Correctional Facility Settles Inmate’s HIV Bias Suit

March 6, 2024 Law 360

By Patrick Hoff 

Law360 (March 6, 2024, 2:22 PM EST) — A Pennsylvania county and a private correctional facility management company agreed to end a former inmate’s suit claiming he was unlawfully barred from working in the kitchen after his HIV status was improperly disclosed, his attorneys announced Wednesday.

Delaware County, the GEO Group and the formerly incarcerated man, who proceeded anonymously as John Doe, said in a federal court filing that Doe’s Americans with Disabilities Act and Rehabilitation Act claims should be dismissed with prejudice.

Adrian Lowe, representing Doe, told Law360 the settlement agreement provides an undisclosed amount of financial compensation to Doe and requires the George W. Hill Correctional Facility to change its policies to comply with discrimination and privacy laws. The facility was operated by GEO when Doe was incarcerated there from February 2020 to July 2020 but deprivatized and returned to Delaware County’s control in April 2022.

Doe filed suit against the GEO Group and the county in April 2022. According to his complaint, he was diagnosed with HIV in mid-January 2020 and disclosed this information only to his doctor and his two closest friends, as well as the medical staff at the correctional facility when he was arrested held on drug possession charges in February 2020.

Doe said he was housed in the general population block, where he was harassed because he’s gay and became fearful of violence.

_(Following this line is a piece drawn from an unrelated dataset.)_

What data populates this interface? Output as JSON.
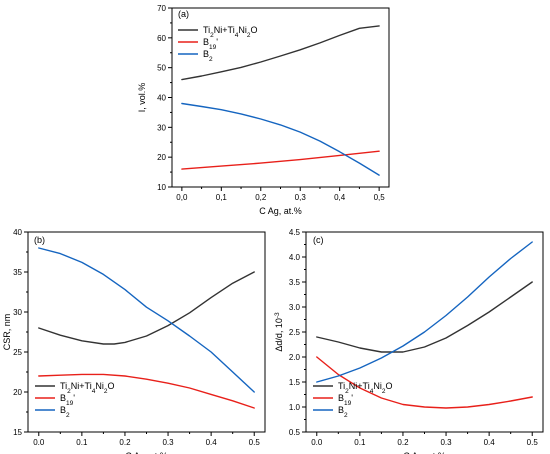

When he reported the harassment to a correctional officer, Doe was encouraged to apply for a prison job, which would allow him to move into a workers’ housing block, according to the complaint.

In March 2020, Doe applied for a job in the kitchen, but when he went to attend a mandatory food safety class, he was blocked from entering and subsequently told that he hadn’t been medically cleared, the complaint said. After asking for more information, Doe said a nurse told him that his HIV diagnosis meant he wasn’t allowed to work certain jobs, even though a doctor at the facility told him he should be able to work in the kitchen.

Additionally, it soon became general knowledge at the facility that Doe was HIV-positive, which led to more harassment, according to the complaint. Doe said he filed several grievances about the disclosure of his confidential medical information and the denial of a prison job, but he was simply told he couldn’t work in kitchen, medical or barber positions without officers ever performing an individualized assessment of him.

Doe eventually began working as a sanitation worker at the facility in mid-June 2020, a job he held until he was released the following month, according to the complaint.

Lowe, an attorney at AIDS Law Project of Pennsylvania, said in a news release that unlawful HIV discrimination and HIV status disclosure “happens all too often in the corrections context and goes largely unaddressed.”

“Discrimination against people living with HIV is illegal,” Lowe said. “What is illegal on the outside doesn’t become legal behind bars.”

Representatives of Delaware County and the GEO Group did not immediately respond to requests for comment Wednesday.

John Doe is represented by Mary Catherine Roper and John J. Grogan of Langer Grogan & Diver, by Richard Saenz of the Lambda Legal Defense & Education Fund and by Ronda B. Goldfein and Adrian M. Lowe of AIDS Law Project Of Pennsylvania.

Delaware County and the GEO Group are represented by Matthew H. Fry of Burns White LLC.

The case is Doe v. Delaware County et al., case number 5:22-cv-01405, in the U.S. District Court for the Eastern District of Pennsylvania.